Their profitability in the short term just depends on how fast they can ramp, given they went through the Fremont nightmare and probably planned to get up and going as efficiently as possible. That's logical. The sweet spot is probably 3k vehicles per week, and then they'll be rolling downhill for the most part.
And the capex depreciation thing reminds me of when my options trading buddies at big tradinghouses were extremely confident, and even mocking me, for buying 5k shares of AMD at $10. Or when I bought nickel futures. I even tried to tell them Enphase and a solar ETF was the easiest money they'd ever make (my area of expertise). Rubber stamp benchmarks simply do not apply in some circumstances. Especially in emerging, capital intensive industry. Because no one in the US does it anymore. It's a foreign concept to finance guys, because we quit doing it. In this case, you would expect capex to be higher than depreciation for a duration, you simply cannot scale in that type of market and prepare for profitability, while also being technologically competitive. If you live in the US, it probably hasn't been done in your lifetime. Finance, and simple lack of will, has meant the US has largely lost this ability. If we want to be global competitors in next gen manufacturing, which is a niche we need to pursue, given the "material age" we're about to enter, we're going to have to find this ability again, and we need to tailor finance + gov flexibility to pursue these endeavors, because there will be a lot of "depreciation > capex " moments. China isn't scared of it, happens frequently, and they are the reason every technology becomes economically viable, as the best scalers in the world. If they had our research abilities, which they're catching up on, they will corner ever single emerging market like they already did with silicon, just about every electronic, solar, and will soon output more batteries than the rest of the world combined. Step changes are coming, and so is automation, there are opportunities arising, we need more companies to be like Tesla. We also need to stop the throat slitting by big finance, who would gladly see US companies trying to put a premier manufactured product on a global scale, go bankrupt if it meant they increased profitability by 2% for one quarter.

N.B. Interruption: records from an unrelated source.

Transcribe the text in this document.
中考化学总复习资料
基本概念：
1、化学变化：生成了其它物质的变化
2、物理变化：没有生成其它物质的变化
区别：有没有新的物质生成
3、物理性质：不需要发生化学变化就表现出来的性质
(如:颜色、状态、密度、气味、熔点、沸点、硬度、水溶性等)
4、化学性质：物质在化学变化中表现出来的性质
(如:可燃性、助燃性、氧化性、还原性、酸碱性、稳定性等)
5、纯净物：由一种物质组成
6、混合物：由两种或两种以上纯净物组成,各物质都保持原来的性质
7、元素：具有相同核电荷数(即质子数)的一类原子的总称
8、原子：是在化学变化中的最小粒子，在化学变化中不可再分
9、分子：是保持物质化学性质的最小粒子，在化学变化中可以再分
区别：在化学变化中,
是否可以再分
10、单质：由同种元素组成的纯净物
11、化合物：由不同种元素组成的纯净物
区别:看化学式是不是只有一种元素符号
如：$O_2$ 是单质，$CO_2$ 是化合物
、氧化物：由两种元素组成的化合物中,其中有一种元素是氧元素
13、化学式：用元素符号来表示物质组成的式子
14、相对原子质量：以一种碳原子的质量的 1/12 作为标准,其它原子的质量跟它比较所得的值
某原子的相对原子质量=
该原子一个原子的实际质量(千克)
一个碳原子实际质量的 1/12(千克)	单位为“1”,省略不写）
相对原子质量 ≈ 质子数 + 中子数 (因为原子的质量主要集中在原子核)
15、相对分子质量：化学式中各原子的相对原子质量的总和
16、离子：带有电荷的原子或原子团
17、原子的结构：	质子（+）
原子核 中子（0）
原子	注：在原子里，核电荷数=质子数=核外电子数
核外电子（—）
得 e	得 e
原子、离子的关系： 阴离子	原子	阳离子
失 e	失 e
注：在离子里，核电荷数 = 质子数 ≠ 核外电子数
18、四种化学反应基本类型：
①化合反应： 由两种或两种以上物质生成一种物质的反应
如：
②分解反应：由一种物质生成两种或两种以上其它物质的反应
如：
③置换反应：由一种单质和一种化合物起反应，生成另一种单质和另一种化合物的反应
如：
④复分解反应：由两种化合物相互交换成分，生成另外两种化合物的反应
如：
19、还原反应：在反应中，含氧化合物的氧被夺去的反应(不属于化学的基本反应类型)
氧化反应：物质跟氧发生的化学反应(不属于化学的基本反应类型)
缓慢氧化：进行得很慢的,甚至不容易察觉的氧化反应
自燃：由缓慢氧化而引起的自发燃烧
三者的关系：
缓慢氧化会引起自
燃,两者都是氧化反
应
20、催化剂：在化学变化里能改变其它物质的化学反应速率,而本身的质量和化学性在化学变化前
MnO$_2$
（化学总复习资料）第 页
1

That being said, objectively speaking, I think we can largely assume that China's red carpet move with Tesla has probably assured their success. Maybe not in a quarter, probably not in two. But, I'll probably buy some shares, because 3k/week is the sweet spot, and I think they likely hit that faster than people think. I think it's assured in 2020, and scaling up Model Y, next year will be the last "unprofitable" quarters we see, and once sentiment turns, that'll probably be the last time you get it near this price. I'd much rather be 10 months early, than late.